As of 2020-09-16, the current version of client_ltv is v1, and has a schema as follows. The dataset is backfilled through 2020-09-14.

root
 |-- submission_date: date (nullable = true)
 |-- engine: string (nullable = true)
 |-- country: string (nullable = true)
 |-- client_id: string (nullable = true)
 |-- total_client_searches_past_year: long (nullable = true)
 |-- total_client_tagged_searches_past_year: long (nullable = true)
 |-- total_client_ad_clicks_past_year: long (nullable = true)
 |-- total_client_searches_with_ads_past_year: long (nullable = true)
 |-- ad_click_days: long (nullable = true)
 |-- search_days: long (nullable = true)
 |-- search_with_ads_days: long (nullable = true)
 |-- tagged_search_days: long (nullable = true)
 |-- active_days: long (nullable = true)
 |-- pred_num_days_clicking_ads: double (nullable = true)
 |-- pred_num_days_seeing_ads: double (nullable = true)
 |-- pred_num_days_searching: double (nullable = true)
 |-- pred_num_days_tagged_searching: double (nullable = true)
 |-- ad_clicks_per_day: double (nullable = true)
 |-- searches_with_ads_per_day: double (nullable = true)
 |-- searches_per_day: double (nullable = true)
 |-- tagged_searches_per_day: double (nullable = true)
 |-- ad_clicks_cutoff: double (nullable = true)
 |-- searches_with_ads_cutoff: double (nullable = true)
 |-- searches_cutoff: double (nullable = true)
 |-- tagged_searches_cutoff: double (nullable = true)
 |-- ad_clicks_per_day_capped: double (nullable = true)
 |-- searches_with_ads_per_day_capped: double (nullable = true)
 |-- searches_per_day_capped: double (nullable = true)
 |-- tagged_searches_per_day_capped: double (nullable = true)
 |-- total_ad_clicks: long (nullable = true)
 |-- normalized_ltv_ad_clicks_current: double (nullable = true)
 |-- normalized_ltv_search_with_ads_current: double (nullable = true)
 |-- normalized_ltv_search_current: double (nullable = true)
 |-- normalized_ltv_tagged_search_current: double (nullable = true)
 |-- normalized_ltv_ad_clicks_future: double (nullable = true)
 |-- normalized_ltv_search_with_ads_future: double (nullable = true)
 |-- normalized_ltv_search_future: double (nullable = true)
 |-- normalized_ltv_tagged_search_future: double (nullable = true)

Code References

Model Performance

There is additionally a dataset, ltv_daily_model_perf, that tracks the LTV model's prediction performance each day it is re-trained.
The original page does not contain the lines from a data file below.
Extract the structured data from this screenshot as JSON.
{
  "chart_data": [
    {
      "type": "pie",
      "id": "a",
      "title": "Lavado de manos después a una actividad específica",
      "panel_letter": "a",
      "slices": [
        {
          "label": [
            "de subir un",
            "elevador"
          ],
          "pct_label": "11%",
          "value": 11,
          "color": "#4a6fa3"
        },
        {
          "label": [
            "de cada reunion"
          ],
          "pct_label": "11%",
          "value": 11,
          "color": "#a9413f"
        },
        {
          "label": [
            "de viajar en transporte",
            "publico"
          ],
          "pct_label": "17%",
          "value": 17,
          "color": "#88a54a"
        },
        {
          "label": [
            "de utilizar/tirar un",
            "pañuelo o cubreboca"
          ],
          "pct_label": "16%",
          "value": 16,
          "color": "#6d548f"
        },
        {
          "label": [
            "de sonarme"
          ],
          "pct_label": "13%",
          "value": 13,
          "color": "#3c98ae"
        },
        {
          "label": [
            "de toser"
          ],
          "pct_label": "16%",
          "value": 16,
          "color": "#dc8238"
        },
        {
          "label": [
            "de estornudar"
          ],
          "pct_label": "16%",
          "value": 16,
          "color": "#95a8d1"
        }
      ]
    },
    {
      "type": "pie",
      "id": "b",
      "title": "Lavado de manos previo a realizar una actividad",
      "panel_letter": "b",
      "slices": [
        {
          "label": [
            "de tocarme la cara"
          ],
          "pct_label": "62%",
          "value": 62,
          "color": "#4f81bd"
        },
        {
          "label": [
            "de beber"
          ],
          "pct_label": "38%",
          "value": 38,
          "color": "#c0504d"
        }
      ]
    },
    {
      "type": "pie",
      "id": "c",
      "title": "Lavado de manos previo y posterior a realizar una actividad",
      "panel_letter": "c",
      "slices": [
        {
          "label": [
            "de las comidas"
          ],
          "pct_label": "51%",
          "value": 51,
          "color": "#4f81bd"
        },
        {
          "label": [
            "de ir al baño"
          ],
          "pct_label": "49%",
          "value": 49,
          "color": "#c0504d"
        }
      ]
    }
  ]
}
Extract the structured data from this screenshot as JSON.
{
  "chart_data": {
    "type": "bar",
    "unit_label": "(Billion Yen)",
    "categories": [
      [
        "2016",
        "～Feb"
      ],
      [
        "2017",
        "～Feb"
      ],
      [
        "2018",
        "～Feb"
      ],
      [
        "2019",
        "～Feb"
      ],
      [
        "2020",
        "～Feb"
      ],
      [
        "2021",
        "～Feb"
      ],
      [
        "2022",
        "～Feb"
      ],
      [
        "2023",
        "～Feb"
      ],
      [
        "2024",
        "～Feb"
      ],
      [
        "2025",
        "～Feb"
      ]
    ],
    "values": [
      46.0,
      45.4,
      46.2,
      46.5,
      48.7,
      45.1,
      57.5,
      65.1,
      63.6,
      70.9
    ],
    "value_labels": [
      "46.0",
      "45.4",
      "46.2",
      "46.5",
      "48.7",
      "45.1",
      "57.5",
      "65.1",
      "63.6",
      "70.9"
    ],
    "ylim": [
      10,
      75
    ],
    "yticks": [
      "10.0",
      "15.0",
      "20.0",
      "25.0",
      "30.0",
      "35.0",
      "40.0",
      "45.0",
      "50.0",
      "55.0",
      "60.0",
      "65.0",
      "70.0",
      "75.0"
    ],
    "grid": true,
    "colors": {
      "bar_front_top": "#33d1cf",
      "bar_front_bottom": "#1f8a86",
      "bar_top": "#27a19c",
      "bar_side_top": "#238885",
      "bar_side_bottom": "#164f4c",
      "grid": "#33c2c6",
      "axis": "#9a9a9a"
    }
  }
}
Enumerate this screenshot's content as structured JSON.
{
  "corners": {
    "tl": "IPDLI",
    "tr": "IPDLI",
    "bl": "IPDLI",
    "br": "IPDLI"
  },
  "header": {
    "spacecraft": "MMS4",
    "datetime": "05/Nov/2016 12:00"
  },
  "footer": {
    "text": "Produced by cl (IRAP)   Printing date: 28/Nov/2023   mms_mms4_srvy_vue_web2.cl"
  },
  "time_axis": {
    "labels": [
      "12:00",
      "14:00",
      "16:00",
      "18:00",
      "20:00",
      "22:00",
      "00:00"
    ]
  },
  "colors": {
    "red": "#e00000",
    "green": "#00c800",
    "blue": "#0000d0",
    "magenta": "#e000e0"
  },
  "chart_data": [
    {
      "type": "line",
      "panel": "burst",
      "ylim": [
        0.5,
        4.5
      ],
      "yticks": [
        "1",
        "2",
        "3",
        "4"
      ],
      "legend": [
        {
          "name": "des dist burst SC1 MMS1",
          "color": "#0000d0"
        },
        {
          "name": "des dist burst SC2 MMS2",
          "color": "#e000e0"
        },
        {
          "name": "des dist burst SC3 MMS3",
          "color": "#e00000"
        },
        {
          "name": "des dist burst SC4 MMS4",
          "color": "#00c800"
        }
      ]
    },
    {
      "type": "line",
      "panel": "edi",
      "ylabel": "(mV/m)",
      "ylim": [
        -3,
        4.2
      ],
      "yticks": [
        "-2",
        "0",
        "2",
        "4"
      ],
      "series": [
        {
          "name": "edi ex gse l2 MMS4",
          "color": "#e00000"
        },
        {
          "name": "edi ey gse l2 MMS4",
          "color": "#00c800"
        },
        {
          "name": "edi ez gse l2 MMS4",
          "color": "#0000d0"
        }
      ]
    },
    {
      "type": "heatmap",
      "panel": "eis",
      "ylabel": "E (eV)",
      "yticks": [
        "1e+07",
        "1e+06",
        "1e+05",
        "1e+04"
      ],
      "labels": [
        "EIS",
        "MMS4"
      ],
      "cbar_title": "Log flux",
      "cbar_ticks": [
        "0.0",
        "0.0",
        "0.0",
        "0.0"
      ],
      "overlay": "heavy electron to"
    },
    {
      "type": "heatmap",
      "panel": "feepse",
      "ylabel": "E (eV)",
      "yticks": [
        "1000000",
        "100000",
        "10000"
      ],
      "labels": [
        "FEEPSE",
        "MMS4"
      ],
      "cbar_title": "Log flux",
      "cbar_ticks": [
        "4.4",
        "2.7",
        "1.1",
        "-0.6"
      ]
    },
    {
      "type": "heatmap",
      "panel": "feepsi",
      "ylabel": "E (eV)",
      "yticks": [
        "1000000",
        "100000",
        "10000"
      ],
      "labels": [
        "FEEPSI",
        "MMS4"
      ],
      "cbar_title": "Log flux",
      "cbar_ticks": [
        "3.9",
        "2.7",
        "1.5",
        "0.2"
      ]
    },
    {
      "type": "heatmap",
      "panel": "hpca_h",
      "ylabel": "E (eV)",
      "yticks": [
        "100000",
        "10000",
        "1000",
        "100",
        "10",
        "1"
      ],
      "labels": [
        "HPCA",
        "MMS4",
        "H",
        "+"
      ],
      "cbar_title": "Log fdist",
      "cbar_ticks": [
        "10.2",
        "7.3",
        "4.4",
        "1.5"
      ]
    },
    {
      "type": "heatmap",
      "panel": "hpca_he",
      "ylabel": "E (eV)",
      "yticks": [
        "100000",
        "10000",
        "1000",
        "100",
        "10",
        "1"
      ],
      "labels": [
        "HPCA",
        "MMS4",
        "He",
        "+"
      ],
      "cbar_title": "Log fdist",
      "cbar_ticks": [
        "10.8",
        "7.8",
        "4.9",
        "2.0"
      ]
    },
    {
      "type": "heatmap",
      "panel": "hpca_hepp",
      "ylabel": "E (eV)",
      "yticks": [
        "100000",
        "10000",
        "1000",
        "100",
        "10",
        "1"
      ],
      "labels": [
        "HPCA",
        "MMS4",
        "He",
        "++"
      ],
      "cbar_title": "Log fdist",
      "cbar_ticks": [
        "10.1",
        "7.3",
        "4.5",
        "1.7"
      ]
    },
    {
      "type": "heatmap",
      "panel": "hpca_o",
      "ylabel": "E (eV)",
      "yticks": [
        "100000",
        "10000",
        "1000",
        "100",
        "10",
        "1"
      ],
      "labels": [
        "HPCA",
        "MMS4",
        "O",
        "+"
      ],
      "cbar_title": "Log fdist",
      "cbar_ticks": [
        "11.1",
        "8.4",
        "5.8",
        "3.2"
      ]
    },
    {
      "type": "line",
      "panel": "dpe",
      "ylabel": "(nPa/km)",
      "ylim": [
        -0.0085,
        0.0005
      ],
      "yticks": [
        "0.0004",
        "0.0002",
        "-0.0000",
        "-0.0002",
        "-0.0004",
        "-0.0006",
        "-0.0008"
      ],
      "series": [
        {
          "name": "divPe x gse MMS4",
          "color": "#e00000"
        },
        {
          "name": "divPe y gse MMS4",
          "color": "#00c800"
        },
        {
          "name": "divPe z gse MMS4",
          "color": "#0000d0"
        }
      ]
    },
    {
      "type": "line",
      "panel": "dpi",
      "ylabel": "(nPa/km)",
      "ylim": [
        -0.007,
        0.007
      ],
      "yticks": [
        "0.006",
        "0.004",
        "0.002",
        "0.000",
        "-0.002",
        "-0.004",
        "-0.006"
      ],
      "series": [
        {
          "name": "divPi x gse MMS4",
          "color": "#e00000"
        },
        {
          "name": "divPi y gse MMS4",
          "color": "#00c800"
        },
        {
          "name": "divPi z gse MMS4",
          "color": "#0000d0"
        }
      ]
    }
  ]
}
For a given day, one could check the performance with the following query:

SELECT
  active_days,
  actual,
  model
FROM
  `moz-fx-data-shared-prod.analysis.ltv_daily_model_perf`
WHERE
  date = '2020-09-29'
AND
  metric = 'days_clicked_ads'
ORDER BY
  active_days

This produces a histogram for the observed user frequencies and the model's predicted frequencies, allowing a chart similar to the one shown in the "assessing model fit" example in the lifetimes documentation. This table only checks performance for clients the model expects have, for example, clicked an ad in 0 to 28 days in the past year, since most of the distribution is contained in that interval.